If you normally drive to work, try walking, cycling, or taking public transit when possible. If you're used to taking the elevator, hit the stairs next time. And make regular gym sessions part of your routine — but keep in mind that your appetite may increase a bit.
Pay attention to protein.
Protein is a key ingredient that helps fuel our muscles and keep us feeling full. It also slows the breakdown of carbs into sugar, thereby acting as a sort of buffer against sharp dips and spikes in insulin levels.
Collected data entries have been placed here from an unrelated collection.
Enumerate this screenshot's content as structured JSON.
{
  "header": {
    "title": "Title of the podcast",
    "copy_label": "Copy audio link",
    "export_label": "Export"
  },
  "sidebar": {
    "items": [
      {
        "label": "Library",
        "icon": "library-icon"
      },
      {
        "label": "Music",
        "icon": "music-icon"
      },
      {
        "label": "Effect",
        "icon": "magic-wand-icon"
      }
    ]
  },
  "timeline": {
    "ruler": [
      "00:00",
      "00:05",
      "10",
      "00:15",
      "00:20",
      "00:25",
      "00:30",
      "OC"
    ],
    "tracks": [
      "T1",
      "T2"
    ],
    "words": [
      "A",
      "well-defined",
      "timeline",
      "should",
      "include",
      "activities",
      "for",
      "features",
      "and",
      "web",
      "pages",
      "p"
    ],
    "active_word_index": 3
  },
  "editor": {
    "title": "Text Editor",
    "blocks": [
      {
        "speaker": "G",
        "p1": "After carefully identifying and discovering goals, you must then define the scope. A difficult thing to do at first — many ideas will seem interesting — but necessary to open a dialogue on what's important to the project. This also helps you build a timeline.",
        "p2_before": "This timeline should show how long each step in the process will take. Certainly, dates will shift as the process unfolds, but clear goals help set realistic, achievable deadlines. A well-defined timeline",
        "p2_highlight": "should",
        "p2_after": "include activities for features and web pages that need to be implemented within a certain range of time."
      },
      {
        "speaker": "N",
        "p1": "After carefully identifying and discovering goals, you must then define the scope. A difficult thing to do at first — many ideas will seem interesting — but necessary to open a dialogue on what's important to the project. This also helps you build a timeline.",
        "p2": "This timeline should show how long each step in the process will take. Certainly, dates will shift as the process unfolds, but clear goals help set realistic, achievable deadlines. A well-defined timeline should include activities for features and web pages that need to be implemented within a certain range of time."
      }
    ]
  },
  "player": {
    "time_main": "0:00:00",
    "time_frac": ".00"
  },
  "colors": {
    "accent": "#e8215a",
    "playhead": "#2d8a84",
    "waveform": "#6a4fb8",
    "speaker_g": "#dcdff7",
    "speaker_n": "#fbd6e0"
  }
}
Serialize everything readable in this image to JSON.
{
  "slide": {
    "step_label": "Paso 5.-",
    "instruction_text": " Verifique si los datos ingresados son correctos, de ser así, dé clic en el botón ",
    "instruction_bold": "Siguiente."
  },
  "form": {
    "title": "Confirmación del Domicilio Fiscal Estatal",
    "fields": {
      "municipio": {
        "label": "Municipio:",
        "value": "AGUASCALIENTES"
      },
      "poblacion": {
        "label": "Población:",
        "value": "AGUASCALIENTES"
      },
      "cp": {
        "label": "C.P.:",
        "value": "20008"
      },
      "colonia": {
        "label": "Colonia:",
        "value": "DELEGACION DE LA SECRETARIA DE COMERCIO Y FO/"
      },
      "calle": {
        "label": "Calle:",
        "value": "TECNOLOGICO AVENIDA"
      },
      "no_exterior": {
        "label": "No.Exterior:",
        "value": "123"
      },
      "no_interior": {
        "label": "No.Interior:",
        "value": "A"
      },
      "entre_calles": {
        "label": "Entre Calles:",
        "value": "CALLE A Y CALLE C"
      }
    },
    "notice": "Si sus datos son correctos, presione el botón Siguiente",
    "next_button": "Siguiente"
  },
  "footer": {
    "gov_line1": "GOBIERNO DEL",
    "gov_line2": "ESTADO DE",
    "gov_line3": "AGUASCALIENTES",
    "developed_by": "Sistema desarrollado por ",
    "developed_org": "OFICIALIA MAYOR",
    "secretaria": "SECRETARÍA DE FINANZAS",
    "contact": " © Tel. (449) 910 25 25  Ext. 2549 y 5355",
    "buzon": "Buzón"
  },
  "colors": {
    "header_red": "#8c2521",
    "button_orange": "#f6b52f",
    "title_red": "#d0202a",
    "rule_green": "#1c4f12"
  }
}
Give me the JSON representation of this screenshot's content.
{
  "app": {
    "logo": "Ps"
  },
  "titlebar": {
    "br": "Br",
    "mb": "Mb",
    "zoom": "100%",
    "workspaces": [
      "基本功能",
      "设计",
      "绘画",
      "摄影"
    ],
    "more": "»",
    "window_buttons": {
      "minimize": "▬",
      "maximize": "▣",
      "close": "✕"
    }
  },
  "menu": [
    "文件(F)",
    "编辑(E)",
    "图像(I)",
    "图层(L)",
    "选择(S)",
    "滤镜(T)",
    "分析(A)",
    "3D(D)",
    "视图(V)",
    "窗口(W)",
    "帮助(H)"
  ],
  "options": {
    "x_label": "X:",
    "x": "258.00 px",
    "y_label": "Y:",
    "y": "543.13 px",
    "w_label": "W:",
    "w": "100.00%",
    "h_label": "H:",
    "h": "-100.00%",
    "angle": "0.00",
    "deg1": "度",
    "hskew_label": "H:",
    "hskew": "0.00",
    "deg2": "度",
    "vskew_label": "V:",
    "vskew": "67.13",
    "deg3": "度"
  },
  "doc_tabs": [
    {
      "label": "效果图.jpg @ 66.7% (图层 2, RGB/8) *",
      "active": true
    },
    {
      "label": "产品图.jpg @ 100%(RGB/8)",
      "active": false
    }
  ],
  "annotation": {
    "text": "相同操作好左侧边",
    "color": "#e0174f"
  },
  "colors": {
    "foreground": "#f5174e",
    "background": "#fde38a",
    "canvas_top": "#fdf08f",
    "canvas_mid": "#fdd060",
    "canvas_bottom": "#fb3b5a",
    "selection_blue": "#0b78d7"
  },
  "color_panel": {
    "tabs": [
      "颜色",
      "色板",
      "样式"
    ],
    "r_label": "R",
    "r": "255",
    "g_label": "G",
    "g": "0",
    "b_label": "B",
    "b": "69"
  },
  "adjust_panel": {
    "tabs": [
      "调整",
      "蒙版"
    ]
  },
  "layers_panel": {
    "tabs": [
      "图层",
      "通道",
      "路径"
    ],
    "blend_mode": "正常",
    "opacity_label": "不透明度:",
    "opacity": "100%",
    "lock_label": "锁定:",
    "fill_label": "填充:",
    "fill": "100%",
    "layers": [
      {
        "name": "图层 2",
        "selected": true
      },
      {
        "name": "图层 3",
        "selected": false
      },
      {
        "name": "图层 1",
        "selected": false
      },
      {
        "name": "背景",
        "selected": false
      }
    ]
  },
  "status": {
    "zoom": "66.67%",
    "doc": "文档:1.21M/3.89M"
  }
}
For these reasons, it's a good idea to make sure you're getting enough protein in every meal.
Beware of items labeled "low-fat," "light," or "reduced fat."
Low-fat products sound great — reduce your fat intake, get slim...right?
The majority of scientific research suggests it actually doesn't work this way.
One of the reasons for this is that many products labeled "low fat," "light," or "reduced fat" (things like yogurt, ice cream, and peanut butter) are highly processed and engineered to taste like their original full-fat predecessors. To accomplish this, food manufacturers typically add extra sugar — and sugar, unlike fat, has been strongly implicated as a leading factor contributing to obesity and weight gain.
Welcome some healthy fats back into your diet.
One reason many dieters curb their fat intake — besides the lingering influence of the low-fat dieting trend of the 1990s — is that it's an easy way to cut calories. Fat is high in calories. Trim the fat, trim the calories.
But research is beginning to reveal that eating fat does not necessarily lead us to put on pounds. Instead, it may help people lose weight, perhaps by making us feel full and curbing our sugar consumption. This appears to be especially true for fats from sources like nuts, olive oil, avocados, and fish.
If you choose to incorporate regular workouts into your plan, research suggests that an early-morning workout on an empty stomach helps speed weight loss and boost energy levels by priming the body for an all-day fat burn.
Plus, working out early could mean you get more sunlight, which is key to properly setting your body's internal circadian rhythm. In one study, people who basked in bright sunlight within two hours after waking were thinner and better able to manage their weight than those who didn't get any natural light, regardless of what they ate throughout the day.
However, the best fitness plan is one you can stick to consistently. So if your morning motivation is low, working out after your work day is probably a better choice.
Eliminate trans fats from your diet.
Unlike plain old fat, trans fat is created in an industrial process that adds hydrogen to liquid vegetable oils to make them more solid.
Trans fats are present in a number of processed foods, including many pre-made or packaged cakes, cookies, chips, and pastries. Some breads also contain them, along with some of the oils used to fry french fries and other fast foods. To identify trans fat on a nutrition label, look for "partially hydrogenated oils" on the ingredient list.
Know the situations in which you tend to "fall off the wagon" — and prepare ahead of time.
If you tend to stick to a pretty healthy eating plan most of the time but you're still having trouble losing weight, it might be worth thinking about the places or events that encourage you to veer away from nutritious choices.
Places like airports, drug stores, and even home-goods stores all sell food — but it's usually not very healthy. Instead of shopping until you feel famished then buying whatever unhealthy items are available near the check-out stand, plan ahead and pack a nutritious snack. Sliced apples and peanut butter, carrots and hummus, or Greek yogurt and nuts are all inexpensive and convenient options.
If traditional diets haven't worked for you, consider intermittent fasting.
There are several versions of this diet, but one of the most popular involves fasting for 16 hours and eating for eight. Most people opt for an eating window of 12 p.m. to 8 p.m , meaning that you essentially skip breakfast but eat whatever you want within the eight-hour "feeding" window.